= Developmental eclecticism =

Developmental eclecticism or systematic eclecticism is an eclectic psychotherapy framework that was developed by Gerard Egan beginning in the 1970s. It is also referred to as the skilled helper model, after the title of Egan's book The Skilled Helper.

== Development ==
Egan's eclectic model was developed amid the shift in the field of counselling and psychotherapy away from the adherence to distinct schools of therapy and toward an integration of therapies that appear to be universally effective. The framework was also influenced by the works of Carl Rogers and Robert Carkhuff, particularly these authors' theories on person-centered values and principles. Egan introduced his approach through the book The Skilled Helper, which was published in 1975. In this book, Egan explained that the framework aims to help clients to: 1) identify and explore problems and opportunities; 2) determine their needs and wants; 3) discover for themselves how to obtain them; and, 4) act based on what they learned.

== Model ==
Egan's eclectic model was first proposed as a humanistic framework but it increasingly adopted a more action-oriented form of therapy later on. Egan likened the model to the browser in the sense that, like a web browser, it can be used to mine, organize, and evaluate concepts and techniques that work for clients regardless of their background. Its eclectic orientation also means that the framework makes use of techniques regardless of their theoretical origin.

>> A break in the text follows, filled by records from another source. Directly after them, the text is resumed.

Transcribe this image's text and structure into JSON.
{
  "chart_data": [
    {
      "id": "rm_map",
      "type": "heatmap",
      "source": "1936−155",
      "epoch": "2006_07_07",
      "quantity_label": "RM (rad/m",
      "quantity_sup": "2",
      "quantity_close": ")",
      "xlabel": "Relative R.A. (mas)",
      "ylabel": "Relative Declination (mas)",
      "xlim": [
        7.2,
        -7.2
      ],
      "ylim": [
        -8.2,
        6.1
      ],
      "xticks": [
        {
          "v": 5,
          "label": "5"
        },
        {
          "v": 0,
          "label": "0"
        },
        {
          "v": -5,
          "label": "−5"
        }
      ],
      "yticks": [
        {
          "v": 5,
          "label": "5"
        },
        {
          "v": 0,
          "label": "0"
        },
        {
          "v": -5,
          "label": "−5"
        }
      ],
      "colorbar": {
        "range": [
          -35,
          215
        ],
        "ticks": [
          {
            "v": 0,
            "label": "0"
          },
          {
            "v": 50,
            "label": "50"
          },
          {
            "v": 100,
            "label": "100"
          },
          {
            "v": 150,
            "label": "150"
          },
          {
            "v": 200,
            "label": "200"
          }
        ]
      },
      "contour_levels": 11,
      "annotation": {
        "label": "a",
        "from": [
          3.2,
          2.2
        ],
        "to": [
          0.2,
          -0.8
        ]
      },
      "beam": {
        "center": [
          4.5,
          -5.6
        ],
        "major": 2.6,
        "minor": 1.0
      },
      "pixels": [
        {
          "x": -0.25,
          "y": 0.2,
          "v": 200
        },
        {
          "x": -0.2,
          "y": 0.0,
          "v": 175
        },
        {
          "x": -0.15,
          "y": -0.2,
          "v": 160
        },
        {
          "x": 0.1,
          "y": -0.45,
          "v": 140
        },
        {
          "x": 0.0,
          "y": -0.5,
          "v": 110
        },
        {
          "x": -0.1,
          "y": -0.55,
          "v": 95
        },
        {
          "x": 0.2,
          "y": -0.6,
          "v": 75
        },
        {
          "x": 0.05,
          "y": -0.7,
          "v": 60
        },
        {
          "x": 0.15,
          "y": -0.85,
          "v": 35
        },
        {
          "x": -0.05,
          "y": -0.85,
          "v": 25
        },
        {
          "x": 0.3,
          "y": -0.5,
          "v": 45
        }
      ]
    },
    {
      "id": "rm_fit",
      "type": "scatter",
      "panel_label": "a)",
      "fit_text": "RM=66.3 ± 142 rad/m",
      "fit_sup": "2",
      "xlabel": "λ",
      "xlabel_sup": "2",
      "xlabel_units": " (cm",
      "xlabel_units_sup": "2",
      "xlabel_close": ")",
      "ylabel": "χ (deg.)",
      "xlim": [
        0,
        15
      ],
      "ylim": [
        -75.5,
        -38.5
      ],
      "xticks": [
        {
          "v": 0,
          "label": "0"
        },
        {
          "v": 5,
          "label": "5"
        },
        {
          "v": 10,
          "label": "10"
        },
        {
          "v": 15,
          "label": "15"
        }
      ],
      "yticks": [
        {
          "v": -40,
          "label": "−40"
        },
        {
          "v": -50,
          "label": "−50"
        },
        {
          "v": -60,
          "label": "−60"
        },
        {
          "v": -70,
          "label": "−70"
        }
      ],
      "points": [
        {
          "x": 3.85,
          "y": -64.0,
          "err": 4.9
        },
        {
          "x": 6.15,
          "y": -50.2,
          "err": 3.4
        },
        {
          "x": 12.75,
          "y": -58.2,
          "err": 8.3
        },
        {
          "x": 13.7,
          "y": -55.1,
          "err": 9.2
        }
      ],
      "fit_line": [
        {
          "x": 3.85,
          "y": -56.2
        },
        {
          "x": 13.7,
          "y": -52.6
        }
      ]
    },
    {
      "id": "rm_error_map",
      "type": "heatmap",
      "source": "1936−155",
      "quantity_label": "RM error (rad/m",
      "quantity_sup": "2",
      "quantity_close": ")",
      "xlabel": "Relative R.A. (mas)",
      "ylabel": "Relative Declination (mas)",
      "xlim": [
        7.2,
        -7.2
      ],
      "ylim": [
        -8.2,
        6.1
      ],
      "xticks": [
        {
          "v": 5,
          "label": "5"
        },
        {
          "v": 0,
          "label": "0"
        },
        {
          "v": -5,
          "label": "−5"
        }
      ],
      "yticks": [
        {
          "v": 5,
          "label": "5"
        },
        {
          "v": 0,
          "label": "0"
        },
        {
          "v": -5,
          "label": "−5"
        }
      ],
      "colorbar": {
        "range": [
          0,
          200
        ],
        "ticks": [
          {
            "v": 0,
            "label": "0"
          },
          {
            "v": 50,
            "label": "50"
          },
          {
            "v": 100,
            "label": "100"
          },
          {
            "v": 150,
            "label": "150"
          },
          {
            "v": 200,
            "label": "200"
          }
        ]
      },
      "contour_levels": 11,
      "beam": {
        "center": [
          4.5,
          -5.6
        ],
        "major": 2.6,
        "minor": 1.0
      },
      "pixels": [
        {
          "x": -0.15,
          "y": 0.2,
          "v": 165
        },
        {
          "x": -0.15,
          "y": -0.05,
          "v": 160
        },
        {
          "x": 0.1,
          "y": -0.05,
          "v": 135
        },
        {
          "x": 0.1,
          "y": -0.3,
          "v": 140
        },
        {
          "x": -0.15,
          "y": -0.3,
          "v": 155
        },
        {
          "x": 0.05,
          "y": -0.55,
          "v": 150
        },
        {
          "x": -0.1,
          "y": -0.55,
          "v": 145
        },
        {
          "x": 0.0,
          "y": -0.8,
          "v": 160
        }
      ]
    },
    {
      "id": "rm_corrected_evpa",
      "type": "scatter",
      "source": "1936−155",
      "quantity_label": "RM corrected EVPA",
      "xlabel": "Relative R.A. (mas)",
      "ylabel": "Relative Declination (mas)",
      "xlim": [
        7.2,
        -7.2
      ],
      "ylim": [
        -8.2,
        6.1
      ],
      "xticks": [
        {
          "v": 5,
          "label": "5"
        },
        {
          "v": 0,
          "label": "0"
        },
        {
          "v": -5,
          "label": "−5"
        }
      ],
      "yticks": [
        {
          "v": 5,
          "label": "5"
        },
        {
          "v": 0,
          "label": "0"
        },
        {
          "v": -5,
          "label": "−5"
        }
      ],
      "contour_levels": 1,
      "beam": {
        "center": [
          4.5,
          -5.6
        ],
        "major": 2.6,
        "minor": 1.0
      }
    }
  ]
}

The developmental process involves three stages—exploration, understanding, and action—and each of these entails a set of associated skills. The first stage is focused on the client as the therapist attempts to build a rapport and to understanding the client's experiences and goals in the process. The stage of understanding or interpretation requires the therapist to formulate the problem using techniques such as psychodynamic and cognitive approaches. Finally, the action stage uses behavioral strategies such as homework assignments. Egan's three stages were later renamed: present scenario, preferred scenario, and getting there.